Tarde demais. Quando a espécie foi registrada, já estava extinta da pequena ilha, extinção provocada, pasmem, por uma única gata fêmea, em questão de meses. Como aquela minúscula ilha era o último lugar de sobrevivência da espécie, por consequência, aquele pequeno pássaro também desapareceu do planeta Terra! Por isso e muito mais, gatos hoje são tremendamente controlados, e há quem proponha erradicá-los totalmente da Nova Zelândia.

Deixando a gata Tibbles e os demais gatos de lado, vejamos algo que ocorre entre nós, aqui na região dos vales do litoral Norte de Santa Catarina. É que existem algumas espécies de sapinhos minúsculos, do tamanho da unha do dedinho de uma mão humana — alguns pertencentes a espécies recém-descobertas — que vivem apenas nos folhiços que cobrem o solo da mata nativa, nas partes mais altas de alguns morros. Fazem parte das 16 espécies de anfíbios com algum grau de ameaça de extinção no sul do Brasil.

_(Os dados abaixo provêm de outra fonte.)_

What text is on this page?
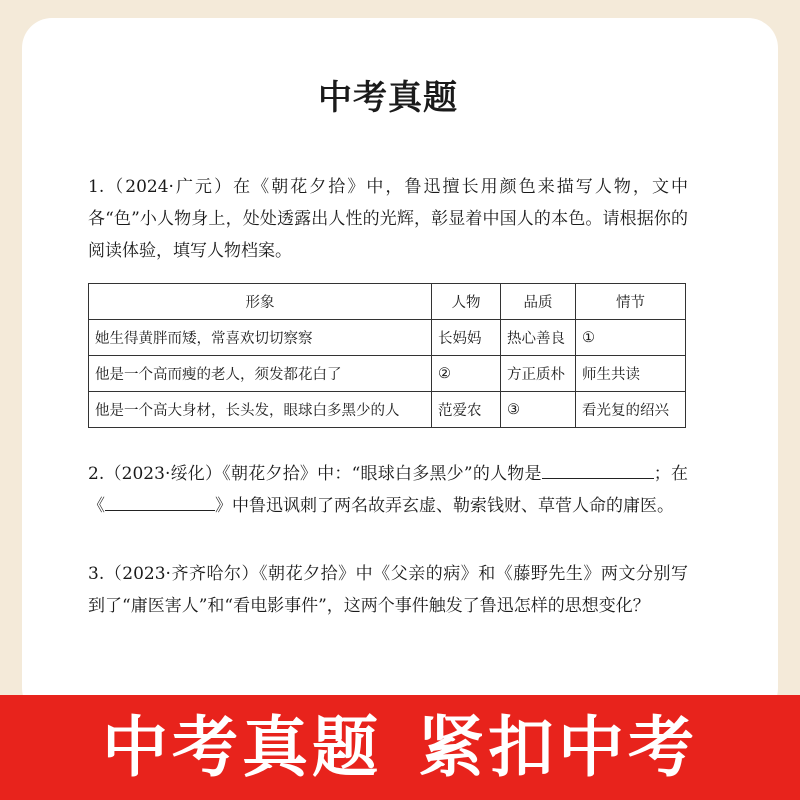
中考真题
1.（2024·广元）在《朝花夕拾》中，鲁迅擅长用颜色来描写人物，文中各“色”小人物身上，处处透露出人性的光辉，彰显着中国人的本色。请根据你的阅读体验，填写人物档案。
形象	人物	品质	情节
她生得黄胖而矮，常喜欢切切察察	长妈妈	热心善良	①
他是一个高而瘦的老人，须发都花白了	②	方正质朴	师生共读
他是一个高大身材，长头发，眼球白多黑少的人	范爱农	③	看光复的绍兴
2.（2023·绥化）《朝花夕拾》中：“眼球白多黑少”的人物是	；在《	》中鲁迅讽刺了两名故弄玄虚、勒索钱财、草菅人命的庸医。
3.（2023·齐齐哈尔）《朝花夕拾》中《父亲的病》和《藤野先生》两文分别写到了“庸医害人”和“看电影事件”，这两个事件触发了鲁迅怎样的思想变化？
中考真题 紧扣中考
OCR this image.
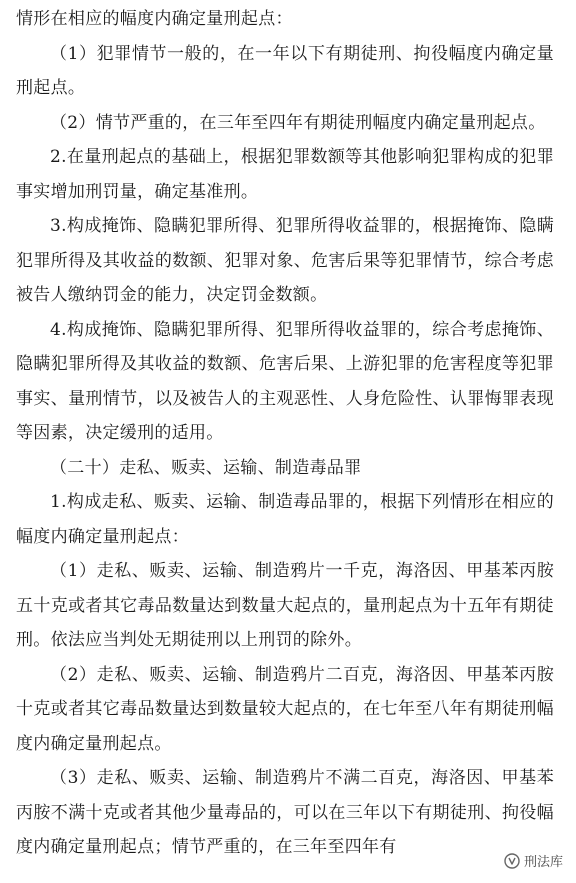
情形在相应的幅度内确定量刑起点：

（1）犯罪情节一般的，在一年以下有期徒刑、拘役幅度内确定量刑起点。

（2）情节严重的，在三年至四年有期徒刑幅度内确定量刑起点。

2.在量刑起点的基础上，根据犯罪数额等其他影响犯罪构成的犯罪事实增加刑罚量，确定基准刑。

3.构成掩饰、隐瞒犯罪所得、犯罪所得收益罪的，根据掩饰、隐瞒犯罪所得及其收益的数额、犯罪对象、危害后果等犯罪情节，综合考虑被告人缴纳罚金的能力，决定罚金数额。

4.构成掩饰、隐瞒犯罪所得、犯罪所得收益罪的，综合考虑掩饰、隐瞒犯罪所得及其收益的数额、危害后果、上游犯罪的危害程度等犯罪事实、量刑情节，以及被告人的主观恶性、人身危险性、认罪悔罪表现等因素，决定缓刑的适用。

（二十）走私、贩卖、运输、制造毒品罪

1.构成走私、贩卖、运输、制造毒品罪的，根据下列情形在相应的幅度内确定量刑起点：

（1）走私、贩卖、运输、制造鸦片一千克，海洛因、甲基苯丙胺五十克或者其它毒品数量达到数量大起点的，量刑起点为十五年有期徒刑。依法应当判处无期徒刑以上刑罚的除外。

（2）走私、贩卖、运输、制造鸦片二百克，海洛因、甲基苯丙胺十克或者其它毒品数量达到数量较大起点的，在七年至八年有期徒刑幅度内确定量刑起点。

（3）走私、贩卖、运输、制造鸦片不满二百克，海洛因、甲基苯丙胺不满十克或者其他少量毒品的，可以在三年以下有期徒刑、拘役幅度内确定量刑起点；情节严重的，在三年至四年有

刑法库
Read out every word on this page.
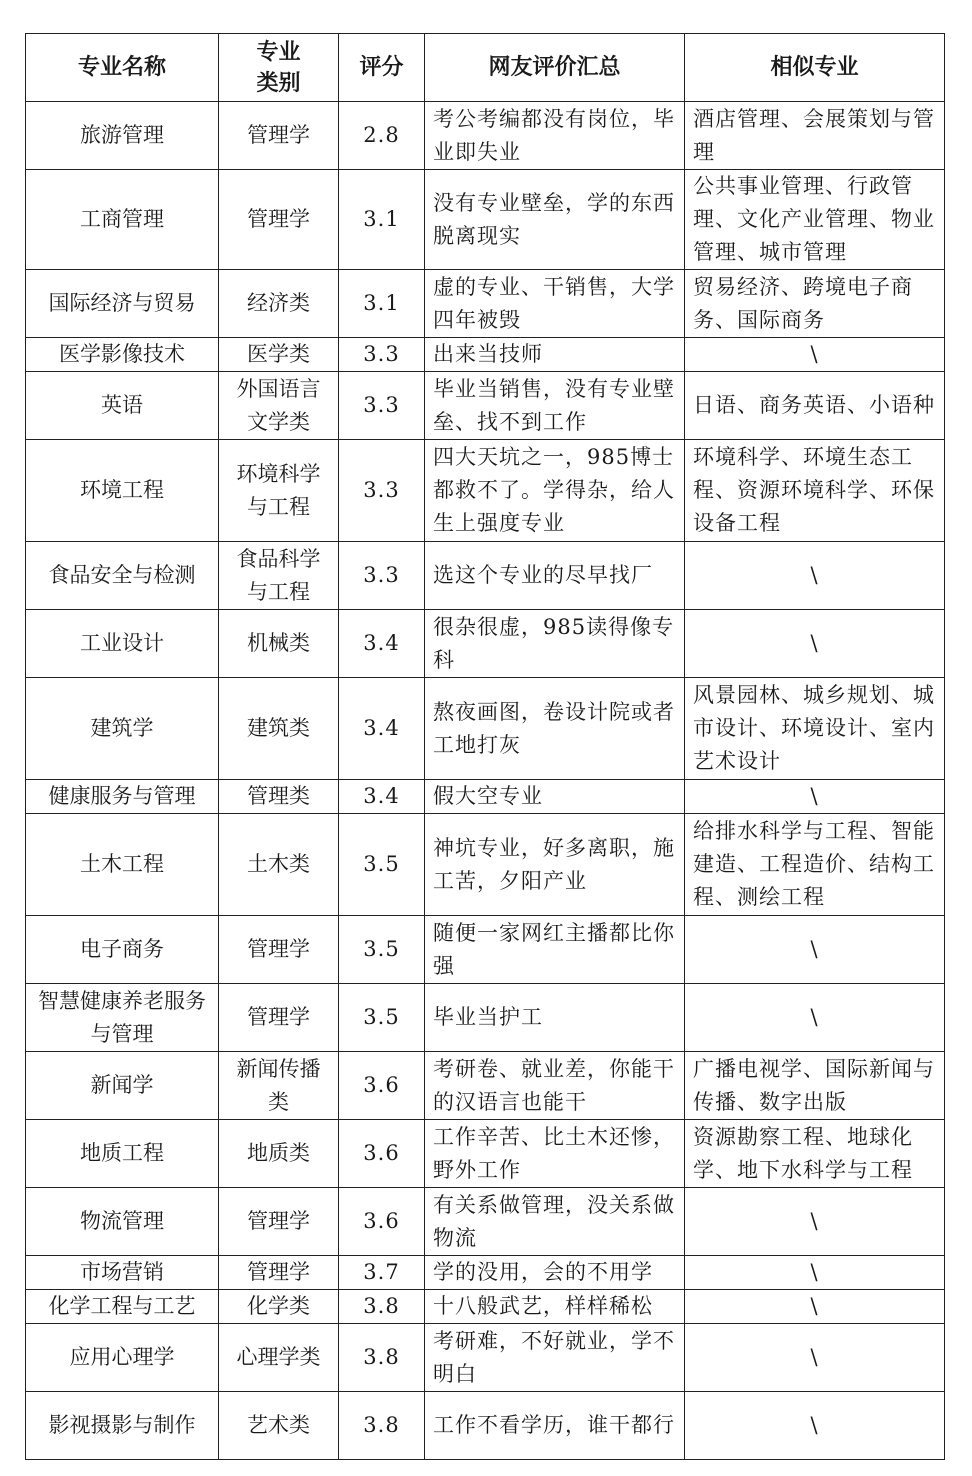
专业名称	专业类别	评分	网友评价汇总	相似专业
旅游管理	管理学	2.8	考公考编都没有岗位，毕业即失业	酒店管理、会展策划与管理
工商管理	管理学	3.1	没有专业壁垒，学的东西脱离现实	公共事业管理、行政管理、文化产业管理、物业管理、城市管理
国际经济与贸易	经济类	3.1	虚的专业、干销售，大学四年被毁	贸易经济、跨境电子商务、国际商务
医学影像技术	医学类	3.3	出来当技师	\
英语	外国语言文学类	3.3	毕业当销售，没有专业壁垒、找不到工作	日语、商务英语、小语种
环境工程	环境科学与工程	3.3	四大天坑之一，985博士都救不了。学得杂，给人生上强度专业	环境科学、环境生态工程、资源环境科学、环保设备工程
食品安全与检测	食品科学与工程	3.3	选这个专业的尽早找厂	\
工业设计	机械类	3.4	很杂很虚，985读得像专科	\
建筑学	建筑类	3.4	熬夜画图，卷设计院或者工地打灰	风景园林、城乡规划、城市设计、环境设计、室内艺术设计
健康服务与管理	管理类	3.4	假大空专业	\
土木工程	土木类	3.5	神坑专业，好多离职，施工苦，夕阳产业	给排水科学与工程、智能建造、工程造价、结构工程、测绘工程
电子商务	管理学	3.5	随便一家网红主播都比你强	\
智慧健康养老服务与管理	管理学	3.5	毕业当护工	\
新闻学	新闻传播类	3.6	考研卷、就业差，你能干的汉语言也能干	广播电视学、国际新闻与传播、数字出版
地质工程	地质类	3.6	工作辛苦、比土木还惨，野外工作	资源勘察工程、地球化学、地下水科学与工程
物流管理	管理学	3.6	有关系做管理，没关系做物流	\
市场营销	管理学	3.7	学的没用，会的不用学	\
化学工程与工艺	化学类	3.8	十八般武艺，样样稀松	\
应用心理学	心理学类	3.8	考研难，不好就业，学不明白	\
影视摄影与制作	艺术类	3.8	工作不看学历，谁干都行	\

Uma dessas espécies, Brachycephalus mirissimus, ainda sem nome popular, vive apenas no topo do Morro Santo Anjo, no município de Massaranduba. Outra espécie, a Brachycephalus boticario, outro charmoso “sapinho de montanha”, assim batizado em homenagem a uma empresa de cosméticos que tem grandes programas de preservação da natureza, ocorre apenas no topo do Morro do Cachorro, na tríplice junção dos municípios de Luiz Alves, Gaspar e Blumenau.

A espécie de sapinho de Massaranduba está ameaçada de baixo para cima, com o avanço — que esperamos esteja estancado — de plantios de monoculturas de eucaliptos e, de cima para baixo, por instalações de mirantes, estacionamentos e edificações religiosas no seu topo. Já a espécie do topo do Morro do Cachorro perdeu preciosos espaços de sobrevivência para a instalação de diversas torres de transmissão de sinais eletrônicos diversos, além da estrada de acesso e lixo depositado nas bordas da mata. Ameaça de cima para baixo.

Para garantir a salvação dessas duas espécies (existem outras necessitando do mesmo), há que se garantir a qualidade da pouca floresta de topo de morros que restou em ambos os casos. A proposta, então, é a de os municípios envolvidos criarem, em seus respectivos territórios, unidades de conservação que regrem a favor da preservação dessas tão simpáticas quanto ameaçadas espécies de sapinhos-da-montanha.

Urge, portanto, que o município de Massaranduba, onde fica o Morro Santo Anjo, tome medidas e participe desse projeto, e que os municípios de Gaspar, Luiz Alves e Blumenau façam o mesmo em trabalho conjunto, cada um nas respectivas jurisdições territoriais, no topo do Morro do Cachorro, para garantir a sobrevivência desses sapinhos.

Os polinésios, assim como o faroleiro David Lyall, podem ser perdoados por não saberem o que faziam. Nós, na atualidade, porém, sabemos muito bem; temos informações suficientes para tomarmos as atitudes preventivas. Assim, torna-se importantíssimo que as autoridades políticas e ambientais dos municípios mencionados tomem, cada uma, suas providências para a salvação dessas espécies de anfíbios, cada uma no seu território e em estreita cooperação com os municípios vizinhos, no caso do Morro do Cachorro.

Não poderemos permitir que, num futuro próximo, nos acusem de termos sido os responsáveis, por omissão, pela extinção de mais estas espécies. A responsabilidade é grande. Afinal, sapinhos como esses, que só vivem nesses lugares e em mais lugar nenhum no mundo, uma vez desaparecendo do topo do Morro Santo Anjo ou do topo do Morro do Cachorro, desaparecerão, também, do planeta Terra — assim como aconteceu com a cotovia-da-ilha-de-Stephen, na Nova Zelândia, lá por 1894.